In the interview, McConnell also said Obama shared blame for the coronavirus outbreak: “Clearly, the Obama administration did not leave to this administration any kind of game plan for something like this,” he said.

But that claim is also not true.

Obama warned the nation in 2014 about the potential for a coming pandemic and pushed for billions in emergency funding that was ultimately blocked by Republicans in Congress.

“There may and likely will come a time in which we have both an airborne disease that is deadly, and in order for us to deal with that effectively we have to put in place an infrastructure, not just here at home but globally, that allows us to see it quickly, isolate it quickly, respond to it quickly, so that if and when a new strain of flu like the Spanish flu crops up five years from now or a decade from now, we’ve made the investment and we’re further along to be able to catch it,” Obama said nearly six years ago, pleading with Congress for $6.18 billion in emergency funds to enhance the government’s ability to respond to an outbreak.

Later in the interview, McConnell addressed Obama directly, saying, “you had your shot, you were there for eight years.”

Former Vice President Joe Biden excoriated McConnell on Twitter for saying Obama didn’t leave Trump a game plan for pandemic response.

Trump has publicly maintained that “no one could have predicted this” devastating outcome from the coronavirus pandemic.

More than three years into his presidency, Trump continues to blame the Obama administration for a depleted strategic stockpile of personal protective equipment and faulty diagnostic tests, saying “We inherited a broken test — the whole thing was broken.” Trump also blames his predecessor for the massive shortage of tests that are still nowhere near the capacity needed to effectively curb the virus, health officials say.

“And remember this: We inherited — the word is we inherited bad tests.

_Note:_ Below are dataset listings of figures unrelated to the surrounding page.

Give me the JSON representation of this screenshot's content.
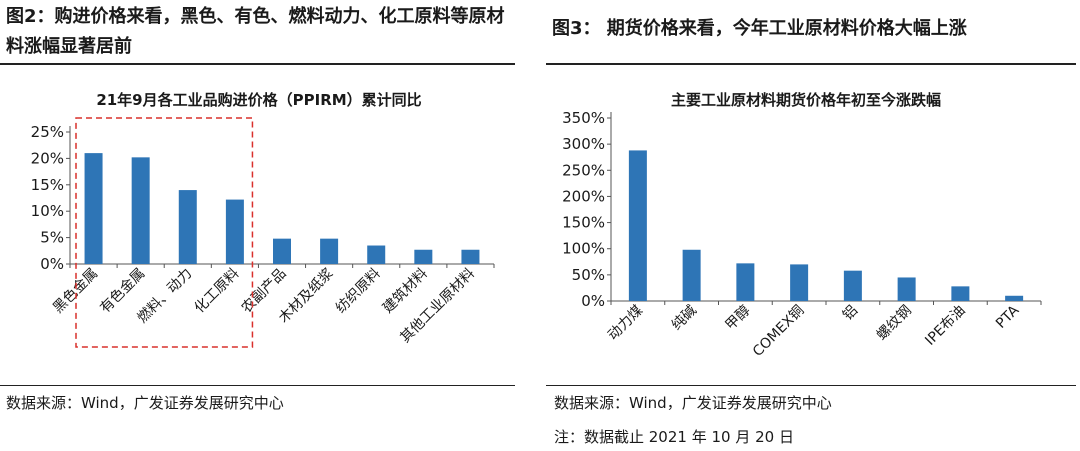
{
  "figures": [
    {
      "title": "图2：购进价格来看，黑色、有色、燃料动力、化工原料等原材料涨幅显著居前",
      "source": "数据来源：Wind，广发证券发展研究中心"
    },
    {
      "title": "图3：  期货价格来看，今年工业原材料价格大幅上涨",
      "source": "数据来源：Wind，广发证券发展研究中心",
      "note": "注：数据截止 2021 年 10 月 20 日"
    }
  ],
  "chart_data": [
    {
      "type": "bar",
      "title": "21年9月各工业品购进价格（PPIRM）累计同比",
      "categories": [
        "黑色金属",
        "有色金属",
        "燃料、动力",
        "化工原料",
        "农副产品",
        "木材及纸浆",
        "纺织原料",
        "建筑材料",
        "其他工业原材料"
      ],
      "values": [
        21.0,
        20.2,
        14.0,
        12.2,
        4.8,
        4.8,
        3.5,
        2.7,
        2.7
      ],
      "yticks": [
        "0%",
        "5%",
        "10%",
        "15%",
        "20%",
        "25%"
      ],
      "ylim": [
        0,
        25
      ],
      "color": "#2e75b6",
      "highlight": {
        "style": "red dashed box",
        "color": "#d9302c",
        "categories": [
          "黑色金属",
          "有色金属",
          "燃料、动力",
          "化工原料"
        ]
      }
    },
    {
      "type": "bar",
      "title": "主要工业原材料期货价格年初至今涨跌幅",
      "categories": [
        "动力煤",
        "纯碱",
        "甲醇",
        "COMEX铜",
        "铝",
        "螺纹钢",
        "IPE布油",
        "PTA"
      ],
      "values": [
        288,
        98,
        72,
        70,
        58,
        45,
        28,
        10
      ],
      "yticks": [
        "0%",
        "50%",
        "100%",
        "150%",
        "200%",
        "250%",
        "300%",
        "350%"
      ],
      "ylim": [
        0,
        350
      ],
      "color": "#2e75b6"
    }
  ]
}
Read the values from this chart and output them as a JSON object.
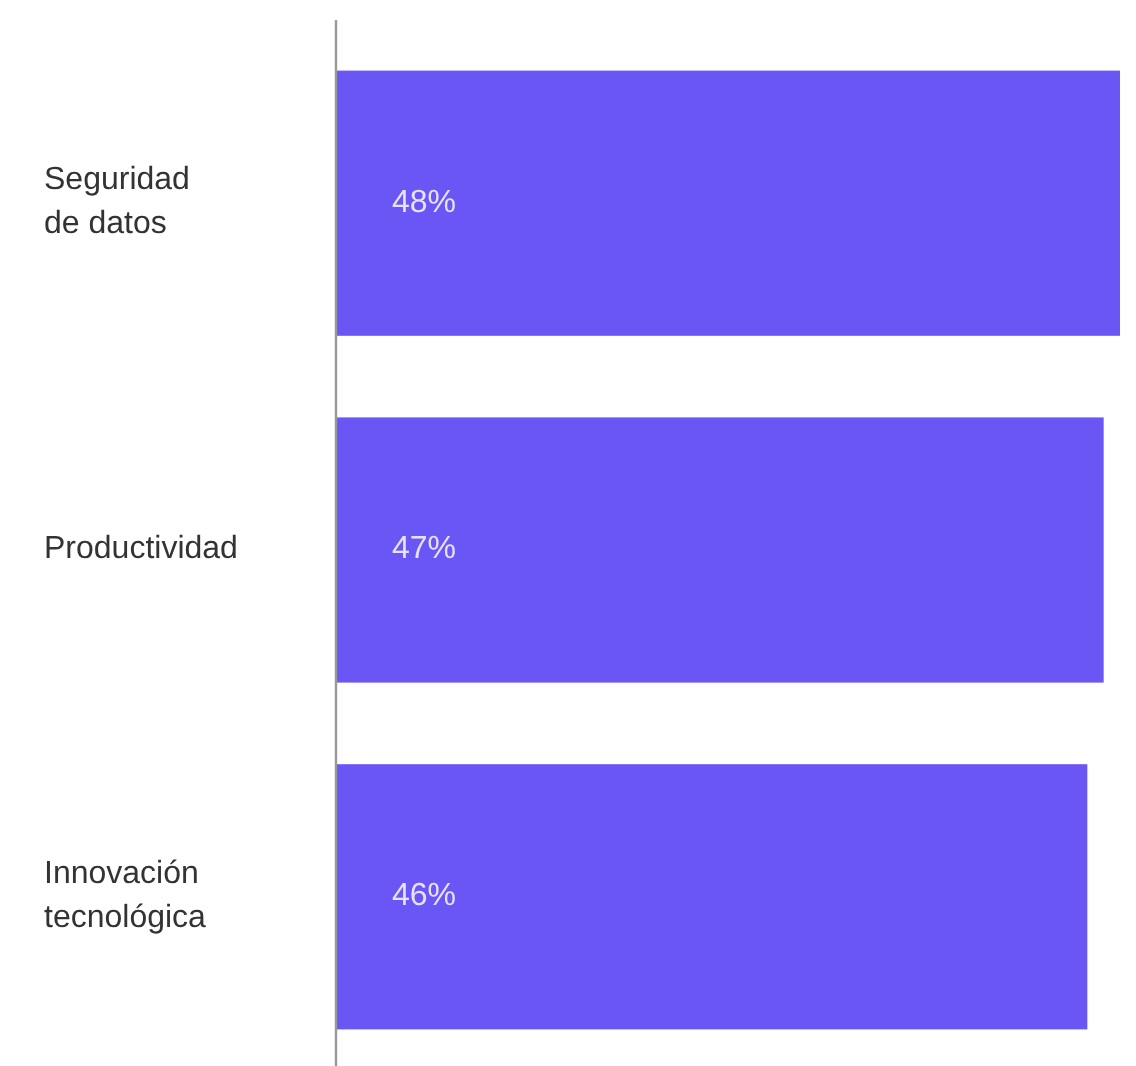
{
  "chart_data": {
    "type": "bar",
    "orientation": "horizontal",
    "categories": [
      "Seguridad de datos",
      "Productividad",
      "Innovación tecnológica"
    ],
    "values": [
      48,
      47,
      46
    ],
    "value_labels": [
      "48%",
      "47%",
      "46%"
    ],
    "color": "#6a55f5"
  }
}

We really inherited bad tests. These are horrible tests. And it was broken. It was all broken. And we fixed it,” Trump said in April.

Trump also disbanded the White House pandemic response team in 2018.

Experts noted that Trump’s rhetoric around former presidents has gone far beyond the norm, particularly his criticism and blame of Obama on social media and at political rallies, according to the Associated Press.

“It is hardly surprising that norm-breaking bad behavior on the part of a current president puts pressure on other norms, such as the one that suggests that it’s bad form for former presidents to publicly criticize their successors,” Richard Ellis, professor of politics at Willamette University told the AP in an email.

Adding more fuel to the controversy was an unusual moment at Trump’s Monday press briefing at the White House, where Washington Post reporter Philip Rucker pressed Trump about his tweets over the weekend which appeared to accuse former President Barack Obama of committing a crime.

Asked what crimes the former president had committed, Trump avoided any specifics.

“Obamagate!” Trump exclaimed in the Rose Garden, repeating the trending hashtag on Twitter. “It’s been going on for a long time. Some terrible things happened. And you’ll be seeing what’s going on over the coming weeks.”

Rucker then asked, “What is the crime exactly that you’re accusing him of?”

“You know what the crime is,” Trump said. “The crime is very obvious to everybody. All you have to do is read the newspapers, except yours.”